雅墨清心虑地低下了头,一脸愁容地“嗯”地应了一声。
“如此便好。需要什么东西,本王替你备好,明日便开始配药。”
“啊?!明日?!王爷,好歹也让我回家整理整理,这似乎仓促了些,再说,小的家里人还等着我回去吃饭呢……“
“有甚可准备?”拓跋琞打断她道,“家中无需记挂,本王自会去告知,配解药期间,你与本王同住于此,有进展即刻回报。”
“小的生意还得料理几日……”
“每日挣多少,本王算还予你便是。无需多言,若是惹得本王不悦,你应该知道后果。”
拓跋琞不由分说,出去安排了,雅墨清瘫坐于地,老泪纵横……
官役按着拓跋琞的吩咐,来到医馆通报,容妈听到消息,心里极不踏实,于是唤了秦谊,让他想办法去了解详情。
“儿啊,今日官衙传这消息,为娘心里甚是不安,昨夜里梦见一枝春桃无故折断于雪地,就感觉会有事要发生,你且放下手中的事,前去官衙看看,别是墨清一时冲动惹了什么事,得罪了王爷,让他关起来了。

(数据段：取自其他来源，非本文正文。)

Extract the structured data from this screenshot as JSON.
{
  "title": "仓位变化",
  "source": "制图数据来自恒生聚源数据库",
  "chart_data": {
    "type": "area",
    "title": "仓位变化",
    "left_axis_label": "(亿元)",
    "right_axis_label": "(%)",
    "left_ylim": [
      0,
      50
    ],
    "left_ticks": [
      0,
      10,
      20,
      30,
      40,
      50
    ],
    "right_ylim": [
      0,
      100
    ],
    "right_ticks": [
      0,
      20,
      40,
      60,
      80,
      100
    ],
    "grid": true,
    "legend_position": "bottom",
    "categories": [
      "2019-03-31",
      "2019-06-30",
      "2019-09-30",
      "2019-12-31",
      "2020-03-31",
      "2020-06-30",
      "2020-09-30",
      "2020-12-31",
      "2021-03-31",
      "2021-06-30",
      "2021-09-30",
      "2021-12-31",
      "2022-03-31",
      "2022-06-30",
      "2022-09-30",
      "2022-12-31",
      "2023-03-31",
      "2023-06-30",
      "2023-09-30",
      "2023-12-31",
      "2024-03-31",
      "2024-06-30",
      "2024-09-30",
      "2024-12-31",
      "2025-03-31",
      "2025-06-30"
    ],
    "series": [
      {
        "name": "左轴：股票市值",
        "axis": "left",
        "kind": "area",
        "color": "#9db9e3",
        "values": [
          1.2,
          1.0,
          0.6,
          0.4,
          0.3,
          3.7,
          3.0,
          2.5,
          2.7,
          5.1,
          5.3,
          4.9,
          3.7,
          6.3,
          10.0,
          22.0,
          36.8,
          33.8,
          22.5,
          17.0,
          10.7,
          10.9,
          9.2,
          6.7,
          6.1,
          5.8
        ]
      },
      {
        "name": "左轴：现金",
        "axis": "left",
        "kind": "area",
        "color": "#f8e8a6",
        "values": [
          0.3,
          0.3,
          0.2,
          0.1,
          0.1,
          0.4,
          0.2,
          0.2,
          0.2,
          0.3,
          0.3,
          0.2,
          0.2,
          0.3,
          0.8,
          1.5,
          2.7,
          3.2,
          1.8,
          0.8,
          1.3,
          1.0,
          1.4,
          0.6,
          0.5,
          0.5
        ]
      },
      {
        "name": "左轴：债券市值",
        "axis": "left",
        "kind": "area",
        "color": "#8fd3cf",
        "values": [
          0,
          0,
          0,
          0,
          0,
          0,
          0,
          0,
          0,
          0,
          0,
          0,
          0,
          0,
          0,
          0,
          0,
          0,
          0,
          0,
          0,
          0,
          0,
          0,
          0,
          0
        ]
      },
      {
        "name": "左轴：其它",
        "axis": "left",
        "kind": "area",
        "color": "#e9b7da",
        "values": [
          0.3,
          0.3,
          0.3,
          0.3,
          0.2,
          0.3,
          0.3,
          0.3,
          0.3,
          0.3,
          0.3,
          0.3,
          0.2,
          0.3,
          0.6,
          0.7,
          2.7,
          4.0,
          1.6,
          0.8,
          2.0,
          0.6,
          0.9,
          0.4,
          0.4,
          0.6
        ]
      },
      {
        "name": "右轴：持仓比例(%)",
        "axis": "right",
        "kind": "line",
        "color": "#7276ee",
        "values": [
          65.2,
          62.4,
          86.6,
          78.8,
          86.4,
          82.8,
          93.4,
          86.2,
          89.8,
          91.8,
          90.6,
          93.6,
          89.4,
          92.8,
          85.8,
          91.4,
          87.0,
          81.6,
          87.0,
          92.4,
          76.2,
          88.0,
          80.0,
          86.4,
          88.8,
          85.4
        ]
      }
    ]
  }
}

”
“娘,您放心好了,如果真有事儿,怀宁王就不会这么来通告一声,直接让我们认尸去了。”
“呸呸呸,乌鸦嘴!墨清以后可是要当你媳妇的人,怎说话如此歹毒?”
“娘,您又来,我跟清儿从小一块长大,如兄如妹,哪有哥哥娶妹妹的道理?您就别操心了。”
“你们日益大了,我这个当娘的不就是为此事操心,何过之有,总之,你得去看上一眼,否则我不会放心的。”容妈焦急得眼睛都红了不少
“是,娘,孩儿这就去官衙问问。”秦谊说完,真奔官衙而去。